Bulletin N°1 – Janvier 2026

Bulletin Infovac

1- Les décisions de la nouvelle administration américaine en matière de vaccination comportent plusieurs signaux très préoccupants. Ont notamment été supprimées du calendrier vaccinal officiel les recommandations concernant les vaccins contre : l’hépatite B (jusqu’alors administrés à la naissance, puis à 1 et 6 mois), les méningocoques (qui étaient proposés uniquement à l’adolescence), l’hépatite A et les rotavirus. Deux éléments peuvent néanmoins être considérés comme positifs : le maintien du socle de la vaccination infantile, incluant les vaccins D-T-Ca-P-Hib (schéma 3+1), pneumocoque (3+1), ROR et varicelle (2 doses chacun), le remboursement des autres vaccins lorsque les parents souhaitent les faire administrer à leurs enfants. L’ensemble des sociétés savantes pédiatriques et infectiologiques américaines s’est opposé et a engagé des recours juridiques. Au-delà des mesures elles-mêmes, le risque majeur est une érosion de la confiance vaccinale au sein de la population américaine, avec un effet de contagion déjà perceptible en Europe, où plusieurs mouvements anti-vaccinaux se trouvent revigorés.

2- Prévention du VRS : Nous vous recommandons la lecture de l’étude menée par l’équipe d’EPI-PHARE (Jabagi JAMA dec 2025 DOI: 10.1001/jama.2025.24082) fondée sur les données du Système National des Données de Santé (SNDS) comparant en vie réelle, l’efficacité de l’anticorps monoclonal nirsevimab (Beyfortus®) à celle de la vaccination maternelle (Abrysvo®). Comparativement à la vaccination maternelle, l’immunisation passive par nirsevimab est associée à un risque significativement plus faible d’hospitalisations liées au VRS et de formes sévères, notamment :

  • Hospitalisations en pédiatrie (HR ajusté : 0,74 ; IC 95 % : 0,68–0,88),
  • Admissions en réanimation pédiatrique (HR ajusté : 0,58 ; IC 95 % : 0,42–0,80),
  • Recours à la ventilation assistée (HR ajusté : 0,57 ; IC 95 % : 0,40–0,81),
  • Nécessité d’une oxygénothérapie (HR ajusté : 0,56 ; IC 95 % : 0,38–0,81).

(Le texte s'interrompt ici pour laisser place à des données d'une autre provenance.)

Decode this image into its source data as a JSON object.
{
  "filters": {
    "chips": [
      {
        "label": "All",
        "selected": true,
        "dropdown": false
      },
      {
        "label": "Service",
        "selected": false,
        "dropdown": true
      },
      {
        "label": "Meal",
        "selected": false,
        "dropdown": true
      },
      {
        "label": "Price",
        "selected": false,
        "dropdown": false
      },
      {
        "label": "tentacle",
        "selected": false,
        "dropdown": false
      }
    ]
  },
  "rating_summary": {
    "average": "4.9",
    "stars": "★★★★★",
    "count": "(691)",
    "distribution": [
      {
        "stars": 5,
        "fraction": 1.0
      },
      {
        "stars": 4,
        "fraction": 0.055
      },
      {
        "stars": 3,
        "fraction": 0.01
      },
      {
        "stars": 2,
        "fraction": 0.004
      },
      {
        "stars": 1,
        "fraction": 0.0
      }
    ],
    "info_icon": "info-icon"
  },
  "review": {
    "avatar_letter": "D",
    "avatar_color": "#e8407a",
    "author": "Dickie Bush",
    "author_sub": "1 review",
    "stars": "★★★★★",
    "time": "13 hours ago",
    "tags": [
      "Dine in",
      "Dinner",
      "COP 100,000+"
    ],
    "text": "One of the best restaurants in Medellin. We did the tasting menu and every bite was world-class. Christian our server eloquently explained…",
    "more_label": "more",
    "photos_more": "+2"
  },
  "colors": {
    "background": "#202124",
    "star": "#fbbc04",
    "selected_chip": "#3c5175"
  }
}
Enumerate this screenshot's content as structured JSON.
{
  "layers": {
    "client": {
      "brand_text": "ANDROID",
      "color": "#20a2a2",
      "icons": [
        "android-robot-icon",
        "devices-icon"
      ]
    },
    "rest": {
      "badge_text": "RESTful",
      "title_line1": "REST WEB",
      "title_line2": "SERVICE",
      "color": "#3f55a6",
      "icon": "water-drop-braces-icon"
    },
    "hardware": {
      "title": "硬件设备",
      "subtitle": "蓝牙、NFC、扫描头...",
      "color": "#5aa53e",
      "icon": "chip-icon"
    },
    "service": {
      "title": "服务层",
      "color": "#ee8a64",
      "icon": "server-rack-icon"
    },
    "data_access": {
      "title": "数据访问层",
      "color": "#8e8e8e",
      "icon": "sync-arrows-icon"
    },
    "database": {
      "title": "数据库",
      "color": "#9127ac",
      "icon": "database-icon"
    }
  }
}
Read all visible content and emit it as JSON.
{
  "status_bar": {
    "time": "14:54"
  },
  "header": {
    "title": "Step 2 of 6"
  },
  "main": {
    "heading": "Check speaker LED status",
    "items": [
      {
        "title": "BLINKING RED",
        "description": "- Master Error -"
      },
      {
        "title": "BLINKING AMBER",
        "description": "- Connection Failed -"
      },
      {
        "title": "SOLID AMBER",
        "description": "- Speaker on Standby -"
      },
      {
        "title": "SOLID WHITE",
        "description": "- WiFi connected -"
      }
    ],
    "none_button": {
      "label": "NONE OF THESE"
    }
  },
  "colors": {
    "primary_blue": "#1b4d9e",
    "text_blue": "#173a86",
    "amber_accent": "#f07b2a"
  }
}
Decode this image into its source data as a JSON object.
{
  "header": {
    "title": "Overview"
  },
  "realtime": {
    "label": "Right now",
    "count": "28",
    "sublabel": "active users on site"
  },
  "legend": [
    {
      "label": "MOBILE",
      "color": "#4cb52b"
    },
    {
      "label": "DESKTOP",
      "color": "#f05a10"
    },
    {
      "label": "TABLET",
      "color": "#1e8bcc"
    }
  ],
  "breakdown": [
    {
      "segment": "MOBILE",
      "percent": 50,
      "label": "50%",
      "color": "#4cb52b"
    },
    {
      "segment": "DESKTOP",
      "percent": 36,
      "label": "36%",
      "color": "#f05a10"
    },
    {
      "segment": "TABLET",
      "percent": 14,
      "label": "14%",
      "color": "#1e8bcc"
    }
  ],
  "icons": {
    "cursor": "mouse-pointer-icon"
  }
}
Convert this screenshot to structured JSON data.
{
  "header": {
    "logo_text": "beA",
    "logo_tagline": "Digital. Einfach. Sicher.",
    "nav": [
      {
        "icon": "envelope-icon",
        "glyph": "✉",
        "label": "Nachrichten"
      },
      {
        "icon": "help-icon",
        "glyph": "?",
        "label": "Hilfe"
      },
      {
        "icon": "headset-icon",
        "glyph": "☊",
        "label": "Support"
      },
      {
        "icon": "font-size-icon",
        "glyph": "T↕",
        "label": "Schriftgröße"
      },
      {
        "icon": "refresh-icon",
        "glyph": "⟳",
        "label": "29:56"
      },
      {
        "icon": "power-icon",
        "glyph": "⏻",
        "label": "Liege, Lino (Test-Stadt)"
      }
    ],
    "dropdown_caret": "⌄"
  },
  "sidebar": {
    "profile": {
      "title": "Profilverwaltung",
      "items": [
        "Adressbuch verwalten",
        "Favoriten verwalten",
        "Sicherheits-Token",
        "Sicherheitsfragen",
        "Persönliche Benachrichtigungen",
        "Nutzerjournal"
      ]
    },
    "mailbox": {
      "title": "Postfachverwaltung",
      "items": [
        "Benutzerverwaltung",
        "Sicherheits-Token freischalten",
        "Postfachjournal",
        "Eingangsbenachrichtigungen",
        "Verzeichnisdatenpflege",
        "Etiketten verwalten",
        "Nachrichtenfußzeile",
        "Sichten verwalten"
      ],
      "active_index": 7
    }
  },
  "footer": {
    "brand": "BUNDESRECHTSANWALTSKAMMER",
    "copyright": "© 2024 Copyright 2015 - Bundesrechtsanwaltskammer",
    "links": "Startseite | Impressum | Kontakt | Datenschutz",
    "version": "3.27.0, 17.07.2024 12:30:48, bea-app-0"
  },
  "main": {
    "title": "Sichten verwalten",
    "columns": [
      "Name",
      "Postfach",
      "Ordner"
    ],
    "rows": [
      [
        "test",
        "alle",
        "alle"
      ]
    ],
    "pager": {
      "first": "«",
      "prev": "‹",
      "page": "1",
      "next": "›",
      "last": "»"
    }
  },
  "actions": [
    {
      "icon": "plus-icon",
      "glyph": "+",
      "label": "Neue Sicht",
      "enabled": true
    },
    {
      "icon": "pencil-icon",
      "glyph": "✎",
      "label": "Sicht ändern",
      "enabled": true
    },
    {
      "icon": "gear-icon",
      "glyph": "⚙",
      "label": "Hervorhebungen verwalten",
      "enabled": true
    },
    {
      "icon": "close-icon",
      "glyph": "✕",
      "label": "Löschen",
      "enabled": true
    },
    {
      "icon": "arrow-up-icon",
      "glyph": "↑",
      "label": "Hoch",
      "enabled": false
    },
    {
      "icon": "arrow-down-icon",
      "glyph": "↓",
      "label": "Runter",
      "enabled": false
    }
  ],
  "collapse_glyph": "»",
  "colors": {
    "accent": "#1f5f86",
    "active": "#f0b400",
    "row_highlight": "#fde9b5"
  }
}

Le maintien de la stratégie actuelle de vaccination maternelle – limitée à une administration entre la 32ᵉ et la 36ᵉ semaine d’aménorrhée, et uniquement à partir du 1er septembren’est plus acceptable : comment expliquer aux parents qu’on leur propose de choisir une option potentiellement moins efficace ?
D’autant plus que les données britanniques récentes, où Abrysvo® est administré plus précocement pendant la grossesse et sur une période plus étendue de l’année, montrent clairement que l’efficacité du vaccin dépend fortement du délai entre la vaccination et l’accouchement. Lorsque ce délai est long, l’efficacité est excellente : 87% (IC95% : 82-90) lorsque la vaccination a été plus de 28 jours avant l’accouchement. Les pédiatres avaient alerté sur le risque qu’un calendrier trop restrictif compromette l’efficacité réelle du vaccin – alertes restées sans réponse à ce jour.

L’étude Nirse-Gal, menée en Galice, a évalué l’efficacité du nirsevimab au cours de la 2ème année de vie chez les enfants ayant reçu l’anticorps durant leur 1ère année (Razzini Lancet Infectious Diseases. 2026.doi:10.1016/S1473-3099(25)00742). Elle montre une persistance de la protection contre les hospitalisations pour bronchiolite (–55 %) et les infections respiratoires récidivantes (–62,4 %). En pédiatrie ambulatoire, on observe lors de la 2ème année :

  • une diminution modeste mais significative des infections respiratoires récidivantes (–20 %),
  • mais une augmentation du nombre de consultations pour bronchite aiguë ou bronchiolite, sifflements/asthme, infections des voies respiratoires basses et otites.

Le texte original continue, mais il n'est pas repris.